Ma was also the product of her age and class, and like many other women who had spent the war years in an aircraft factory, she returned temporarily to the work force while I was small, intending to earn enough to finance a pet project of her own, leaving me in Gran’s care during the work day.

By the time I was six, I had learned that Gran was at least as obdurate as I upon the subject of bread. Our main point of friction was breakfast. Bread at lunch time usually came in the form of sandwiches, to which I had no objection, and dinner was Ma’s province, and the subject didn’t arise at all. But, every morning heralded its unwanted slice of bread, or toast, which Gran insisted that I eat, and at which I invariably balked. Fortunately, for me, although perhaps not necessarily wisely, Gran was inclined to treat children with the respect due to human beings, and did not stand over me until I ate it.

If she had, she would have been standing a long time. I really loathed bread.

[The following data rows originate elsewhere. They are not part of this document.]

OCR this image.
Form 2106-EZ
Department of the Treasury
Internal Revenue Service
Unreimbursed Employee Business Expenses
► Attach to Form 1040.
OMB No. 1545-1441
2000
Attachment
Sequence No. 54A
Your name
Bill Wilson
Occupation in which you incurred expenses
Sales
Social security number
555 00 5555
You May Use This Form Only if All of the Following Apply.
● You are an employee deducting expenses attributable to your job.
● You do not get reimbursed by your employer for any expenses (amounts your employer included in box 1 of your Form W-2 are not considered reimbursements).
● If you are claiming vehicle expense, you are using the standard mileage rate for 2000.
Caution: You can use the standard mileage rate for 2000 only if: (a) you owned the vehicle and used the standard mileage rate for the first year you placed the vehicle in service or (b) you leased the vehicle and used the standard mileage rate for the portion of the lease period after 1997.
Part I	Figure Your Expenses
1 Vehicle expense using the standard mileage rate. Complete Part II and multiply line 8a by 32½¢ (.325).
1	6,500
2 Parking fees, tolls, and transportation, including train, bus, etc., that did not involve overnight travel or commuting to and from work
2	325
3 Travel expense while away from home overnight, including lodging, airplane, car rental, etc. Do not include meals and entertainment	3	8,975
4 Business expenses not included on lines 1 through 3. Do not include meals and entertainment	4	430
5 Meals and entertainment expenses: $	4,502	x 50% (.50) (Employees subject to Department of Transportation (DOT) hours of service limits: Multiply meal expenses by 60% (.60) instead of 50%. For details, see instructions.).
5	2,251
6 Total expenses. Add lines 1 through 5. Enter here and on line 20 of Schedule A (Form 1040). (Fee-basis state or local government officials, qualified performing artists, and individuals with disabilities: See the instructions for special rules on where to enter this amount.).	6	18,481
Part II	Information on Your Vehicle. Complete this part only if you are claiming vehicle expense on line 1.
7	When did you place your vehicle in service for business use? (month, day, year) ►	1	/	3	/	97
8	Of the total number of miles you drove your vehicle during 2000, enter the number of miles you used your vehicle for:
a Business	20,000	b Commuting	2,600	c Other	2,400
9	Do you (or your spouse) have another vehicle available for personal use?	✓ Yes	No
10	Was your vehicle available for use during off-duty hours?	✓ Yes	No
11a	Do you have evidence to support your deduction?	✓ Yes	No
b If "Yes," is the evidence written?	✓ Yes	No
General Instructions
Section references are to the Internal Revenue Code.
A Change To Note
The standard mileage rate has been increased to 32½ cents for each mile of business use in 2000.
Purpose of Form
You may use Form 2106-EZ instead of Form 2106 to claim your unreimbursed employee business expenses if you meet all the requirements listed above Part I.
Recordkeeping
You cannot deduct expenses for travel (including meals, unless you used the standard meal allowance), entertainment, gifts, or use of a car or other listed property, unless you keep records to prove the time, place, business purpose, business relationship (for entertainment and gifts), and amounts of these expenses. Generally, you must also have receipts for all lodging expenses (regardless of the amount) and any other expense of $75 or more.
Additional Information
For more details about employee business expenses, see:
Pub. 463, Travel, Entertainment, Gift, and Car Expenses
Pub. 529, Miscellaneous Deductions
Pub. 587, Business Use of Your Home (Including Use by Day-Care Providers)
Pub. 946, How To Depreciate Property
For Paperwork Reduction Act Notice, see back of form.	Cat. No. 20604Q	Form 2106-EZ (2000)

In the main, I was a straight-forward child, inclined to meet the world head-on. But like all children, I was also determined to have my own way. Being, also, a fairly law-abiding child, it wasn’t until the age of six that I conceived of the bright idea of getting rid of the noxious slice of bread when Gran wasn’t looking.

Accordingly, a pattern evolved. Gran would set my breakfast on the table, I would begin to eat it, she would eventually step out of the room, I would hop down from my chair and shove the bread under the skirting board of the stove and be back in my chair before she came back, finishing my meal, no bread in sight. Gran was satisfied, I was relieved, and all went smoothly for several months.

Eventually, however, all good things must come to an end. Ma took a day off from work. She was not ill, she had planned this for some grown-up reason of which I was never informed (why should I be?) and had asked Gran about my schedule beforehand. In the morning I arose to find my mother, my breakfast and the ubiquitous slice of bread waiting for me. Ma, however, didn’t leave the room long enough to give me a chance to get rid of it. I dawdled over my breakfast as she puttered about the kitchen.

“Eat your bread.” She told me.

“I will.” I said. Time passed. The bread was not eaten.

“Eat your bread.” She ordered.

“I will.” I countered. More time passed. The bread was not eaten.

Finally, she stepped out the room. Lickety-split, I was off the chair, the bread was under the stove, and I was back in my seat just as Ma reentered the room.

“Where is your bread?” She asked me.

“I ate it.” I replied.

“You haven’t had time to eat it.” She said.

“I ate it fast.” I replied.

This particular contest of wills was not inordinately protracted. Ma, unlike Gran, had no compunction about hitting small children who happened to displease her. Since I disliked being hit rather more than I disliked being forced to eat bread, I eventually muttered that it was under the stove.

“Well get it out.” She told me.

So I got down on the floor and stretched an arm under the skirting board and, of course, was unable to find that morning’s particular slice of bread. This particular little comedy played out for a couple of minutes more, until Ma lost patience and said she would get it herself, and took the skirting board off the stove.

Well, she ended up removing a couple of grocery sacks worth of stale, moldy or mummified bread and declared herself amazed that we hadn’t been overrun by rats. (Or at least ants.)

Oddly, I can’t recall having been whipped for perpetrating the great bread bamboozlement — although I certainly got a tongue-lashing and was very much in disgrace. On the other hand, I was never again forced to eat bread against my will.